Slow growth in advanced economies risks transforming high long-term unemployment rates into structural unemployment, a group of international economic organisations warned on Monday.
According to a study by the International Labour Organisation and the Organisation for Economic Cooperation and Development, "the large increase in long-term unemployment is of particular concern because of the increased risk that many workers will become structurally unemployed."
"In previous recessions, this was the main channel through which a cyclical increase in unemployment in many advanced countries was transformed into persistently high unemployment rates that took many years to unwind," it warned.

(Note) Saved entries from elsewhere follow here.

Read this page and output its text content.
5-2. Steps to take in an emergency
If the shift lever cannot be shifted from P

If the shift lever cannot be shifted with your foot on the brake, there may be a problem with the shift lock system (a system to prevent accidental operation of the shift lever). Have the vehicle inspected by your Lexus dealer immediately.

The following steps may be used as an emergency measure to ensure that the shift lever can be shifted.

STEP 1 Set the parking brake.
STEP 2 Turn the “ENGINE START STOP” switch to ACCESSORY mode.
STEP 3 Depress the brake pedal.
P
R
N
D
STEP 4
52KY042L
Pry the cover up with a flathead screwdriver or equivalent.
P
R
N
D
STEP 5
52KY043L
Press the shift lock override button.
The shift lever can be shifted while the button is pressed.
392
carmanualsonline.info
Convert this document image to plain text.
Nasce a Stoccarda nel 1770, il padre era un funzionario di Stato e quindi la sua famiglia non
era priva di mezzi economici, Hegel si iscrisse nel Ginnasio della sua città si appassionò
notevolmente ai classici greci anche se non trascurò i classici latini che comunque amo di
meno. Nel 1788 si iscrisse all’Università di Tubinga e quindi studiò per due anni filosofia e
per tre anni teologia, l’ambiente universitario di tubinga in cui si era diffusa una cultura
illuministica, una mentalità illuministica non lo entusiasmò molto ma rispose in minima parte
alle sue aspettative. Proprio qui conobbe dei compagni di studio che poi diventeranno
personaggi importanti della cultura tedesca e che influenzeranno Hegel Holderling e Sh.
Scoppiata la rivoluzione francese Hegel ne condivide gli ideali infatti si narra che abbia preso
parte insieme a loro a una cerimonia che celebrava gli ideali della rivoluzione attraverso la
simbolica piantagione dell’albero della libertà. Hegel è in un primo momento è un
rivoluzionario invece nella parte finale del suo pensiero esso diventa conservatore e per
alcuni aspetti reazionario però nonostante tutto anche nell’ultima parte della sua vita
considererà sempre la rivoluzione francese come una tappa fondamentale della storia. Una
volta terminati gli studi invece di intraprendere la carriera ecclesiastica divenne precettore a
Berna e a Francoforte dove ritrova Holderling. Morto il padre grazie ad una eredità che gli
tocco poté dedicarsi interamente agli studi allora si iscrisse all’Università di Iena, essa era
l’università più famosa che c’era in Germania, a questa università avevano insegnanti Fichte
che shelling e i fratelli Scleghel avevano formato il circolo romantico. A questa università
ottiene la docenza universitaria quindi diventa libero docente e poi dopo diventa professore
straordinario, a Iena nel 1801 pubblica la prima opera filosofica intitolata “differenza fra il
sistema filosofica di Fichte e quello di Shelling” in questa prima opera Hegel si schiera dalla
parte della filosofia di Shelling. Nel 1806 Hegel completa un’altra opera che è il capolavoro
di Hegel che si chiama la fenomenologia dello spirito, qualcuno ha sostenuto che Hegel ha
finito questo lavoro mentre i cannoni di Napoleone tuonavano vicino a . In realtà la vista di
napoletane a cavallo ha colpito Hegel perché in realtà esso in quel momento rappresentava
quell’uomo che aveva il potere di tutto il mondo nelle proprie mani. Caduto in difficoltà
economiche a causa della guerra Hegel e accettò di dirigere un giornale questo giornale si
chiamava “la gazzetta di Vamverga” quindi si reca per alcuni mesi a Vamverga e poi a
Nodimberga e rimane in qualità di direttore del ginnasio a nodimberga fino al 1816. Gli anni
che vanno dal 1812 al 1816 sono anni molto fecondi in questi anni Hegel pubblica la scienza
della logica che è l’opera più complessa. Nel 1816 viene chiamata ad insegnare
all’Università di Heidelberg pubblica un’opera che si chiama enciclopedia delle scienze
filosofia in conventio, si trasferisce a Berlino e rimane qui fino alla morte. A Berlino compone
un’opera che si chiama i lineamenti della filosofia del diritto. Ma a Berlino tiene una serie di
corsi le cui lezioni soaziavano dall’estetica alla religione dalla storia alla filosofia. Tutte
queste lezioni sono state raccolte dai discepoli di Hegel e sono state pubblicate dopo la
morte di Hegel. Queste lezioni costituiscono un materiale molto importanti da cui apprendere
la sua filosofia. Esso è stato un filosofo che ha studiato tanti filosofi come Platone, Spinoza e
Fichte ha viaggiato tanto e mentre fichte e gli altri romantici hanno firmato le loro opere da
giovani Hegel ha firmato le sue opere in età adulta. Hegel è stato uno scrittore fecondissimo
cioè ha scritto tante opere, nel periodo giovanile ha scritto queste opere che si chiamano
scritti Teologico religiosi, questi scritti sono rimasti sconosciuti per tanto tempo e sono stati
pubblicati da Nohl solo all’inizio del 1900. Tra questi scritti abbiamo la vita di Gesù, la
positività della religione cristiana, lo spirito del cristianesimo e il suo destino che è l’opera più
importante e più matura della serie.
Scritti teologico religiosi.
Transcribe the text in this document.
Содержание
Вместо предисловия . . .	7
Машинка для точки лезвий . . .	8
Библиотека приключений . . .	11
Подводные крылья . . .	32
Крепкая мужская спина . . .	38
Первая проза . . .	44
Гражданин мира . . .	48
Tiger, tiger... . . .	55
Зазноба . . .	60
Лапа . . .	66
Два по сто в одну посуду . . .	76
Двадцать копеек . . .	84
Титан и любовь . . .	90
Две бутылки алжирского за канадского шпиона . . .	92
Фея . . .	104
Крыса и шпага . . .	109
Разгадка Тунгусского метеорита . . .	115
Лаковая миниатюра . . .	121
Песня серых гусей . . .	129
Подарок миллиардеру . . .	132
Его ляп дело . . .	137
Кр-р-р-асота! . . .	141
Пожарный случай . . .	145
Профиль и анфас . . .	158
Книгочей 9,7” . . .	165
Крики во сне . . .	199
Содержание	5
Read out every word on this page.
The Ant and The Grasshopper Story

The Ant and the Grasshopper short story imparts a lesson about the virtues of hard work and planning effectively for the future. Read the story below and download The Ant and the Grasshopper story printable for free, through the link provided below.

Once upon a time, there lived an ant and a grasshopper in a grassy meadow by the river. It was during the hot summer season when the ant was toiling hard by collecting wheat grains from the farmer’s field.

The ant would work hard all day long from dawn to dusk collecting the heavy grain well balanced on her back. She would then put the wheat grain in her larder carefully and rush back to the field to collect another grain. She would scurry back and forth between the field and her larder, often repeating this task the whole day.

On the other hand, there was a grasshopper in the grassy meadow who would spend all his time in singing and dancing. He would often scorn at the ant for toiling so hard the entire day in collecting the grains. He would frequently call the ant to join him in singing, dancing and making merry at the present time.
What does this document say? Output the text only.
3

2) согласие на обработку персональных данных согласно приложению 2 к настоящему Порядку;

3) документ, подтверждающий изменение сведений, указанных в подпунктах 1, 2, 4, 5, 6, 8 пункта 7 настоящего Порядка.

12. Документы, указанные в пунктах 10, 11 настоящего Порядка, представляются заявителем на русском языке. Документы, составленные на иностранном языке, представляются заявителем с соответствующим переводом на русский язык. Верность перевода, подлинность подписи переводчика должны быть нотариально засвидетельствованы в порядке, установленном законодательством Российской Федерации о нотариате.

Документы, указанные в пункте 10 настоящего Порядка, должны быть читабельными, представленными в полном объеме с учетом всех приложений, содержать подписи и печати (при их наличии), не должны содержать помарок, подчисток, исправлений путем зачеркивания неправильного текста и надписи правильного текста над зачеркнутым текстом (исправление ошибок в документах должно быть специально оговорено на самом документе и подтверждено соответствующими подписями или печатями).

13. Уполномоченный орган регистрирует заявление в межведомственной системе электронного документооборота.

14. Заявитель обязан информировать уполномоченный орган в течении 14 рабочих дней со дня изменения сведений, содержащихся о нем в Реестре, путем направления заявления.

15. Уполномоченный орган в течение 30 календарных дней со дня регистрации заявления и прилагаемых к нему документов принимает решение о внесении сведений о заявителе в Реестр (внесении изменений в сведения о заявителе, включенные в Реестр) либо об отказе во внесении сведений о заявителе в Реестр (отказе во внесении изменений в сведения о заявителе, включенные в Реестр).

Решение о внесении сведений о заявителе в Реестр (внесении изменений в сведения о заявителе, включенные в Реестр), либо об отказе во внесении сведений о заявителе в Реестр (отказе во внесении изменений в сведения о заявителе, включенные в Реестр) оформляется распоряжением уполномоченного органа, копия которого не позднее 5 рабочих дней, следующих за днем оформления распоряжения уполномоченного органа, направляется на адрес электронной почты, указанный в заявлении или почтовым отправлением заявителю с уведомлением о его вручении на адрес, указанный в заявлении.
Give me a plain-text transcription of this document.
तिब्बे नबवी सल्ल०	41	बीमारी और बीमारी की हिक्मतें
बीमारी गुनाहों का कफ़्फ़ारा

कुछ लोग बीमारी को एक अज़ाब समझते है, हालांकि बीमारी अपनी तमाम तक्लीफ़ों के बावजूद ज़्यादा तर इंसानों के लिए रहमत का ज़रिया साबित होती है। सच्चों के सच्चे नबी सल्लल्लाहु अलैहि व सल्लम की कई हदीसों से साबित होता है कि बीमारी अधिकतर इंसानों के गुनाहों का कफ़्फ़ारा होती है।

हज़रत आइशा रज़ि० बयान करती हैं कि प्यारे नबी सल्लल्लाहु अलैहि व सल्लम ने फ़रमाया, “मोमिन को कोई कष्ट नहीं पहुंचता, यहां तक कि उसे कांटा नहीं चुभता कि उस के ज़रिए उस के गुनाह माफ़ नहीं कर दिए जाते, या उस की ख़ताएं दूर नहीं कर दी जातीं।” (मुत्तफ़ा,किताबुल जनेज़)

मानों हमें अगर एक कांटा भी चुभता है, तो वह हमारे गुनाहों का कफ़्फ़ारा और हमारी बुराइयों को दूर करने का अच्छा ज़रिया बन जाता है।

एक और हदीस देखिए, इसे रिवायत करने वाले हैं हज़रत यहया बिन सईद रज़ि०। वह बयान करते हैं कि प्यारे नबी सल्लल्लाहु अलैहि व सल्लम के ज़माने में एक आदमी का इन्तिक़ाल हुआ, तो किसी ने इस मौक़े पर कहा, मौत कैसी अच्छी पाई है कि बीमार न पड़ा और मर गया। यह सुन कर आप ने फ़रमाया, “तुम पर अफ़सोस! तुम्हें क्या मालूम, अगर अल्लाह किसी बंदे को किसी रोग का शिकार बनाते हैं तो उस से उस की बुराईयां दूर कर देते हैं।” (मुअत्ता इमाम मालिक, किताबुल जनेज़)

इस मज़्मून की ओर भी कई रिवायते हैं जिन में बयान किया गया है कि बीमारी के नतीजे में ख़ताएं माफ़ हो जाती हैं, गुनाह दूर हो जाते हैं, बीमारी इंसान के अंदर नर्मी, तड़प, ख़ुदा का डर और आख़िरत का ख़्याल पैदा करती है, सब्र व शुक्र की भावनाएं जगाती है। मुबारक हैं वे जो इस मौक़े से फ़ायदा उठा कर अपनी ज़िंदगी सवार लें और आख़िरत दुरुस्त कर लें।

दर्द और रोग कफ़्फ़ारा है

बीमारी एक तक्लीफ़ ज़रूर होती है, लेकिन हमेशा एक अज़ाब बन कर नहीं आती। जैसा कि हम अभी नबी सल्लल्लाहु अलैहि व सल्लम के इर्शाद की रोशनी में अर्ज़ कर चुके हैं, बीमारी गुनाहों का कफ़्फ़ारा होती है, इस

The study showed that in the first quarter of 2011 around 40 percent of the unemployed in France, Spain and Japan had been jobless for over a year. The figure stood at 47.3 percent for Germany, 50 percent for Italy, and 68.3 for South Africa.
It also said that among G20 countries where data is available, long-term unemployment increased the most rapidly in Canada, Spain and Britain, but without giving figures.
In the United States, it said, "the share of long-term unemployment tripled to reach an historical high in early 2011."
Long-term unemployment, it warned "is associated with an increased risk of poverty, health problems and school failure for children of the affected individuals," adding that the number of unemployed was higher by 20 million in G20 countries than at the beginning of the current economic crisis in 2008.
The study added that annual employment growth in G20 economies would have to be at least 1.3 percent per year to return to the pre-crisis employment rate by 2015.
"This would generate some 21 million additional jobs per year, recover the jobs lost since 2008 and absorb the increase in the working age population," it said.
Although such objectives are feasible, it said that "employment growth of less than one percent cannot be excluded given the slowdown of the world economy and the anaemic growth foreseen in several G20 countries."
"Should employment grow at a rate of 0.8 per cent until end 2012, now a distinct possibility, then the shortfall in employment would increase by some 20 million to a total of 40 million in G20 countries."
Although the report gave few policy proposals, ILO Director-General Juan Somavia urged G20 leaders to invest in job-creation schemes in a press release.
"Employment creation has to become a top macroeconomic priority," he said.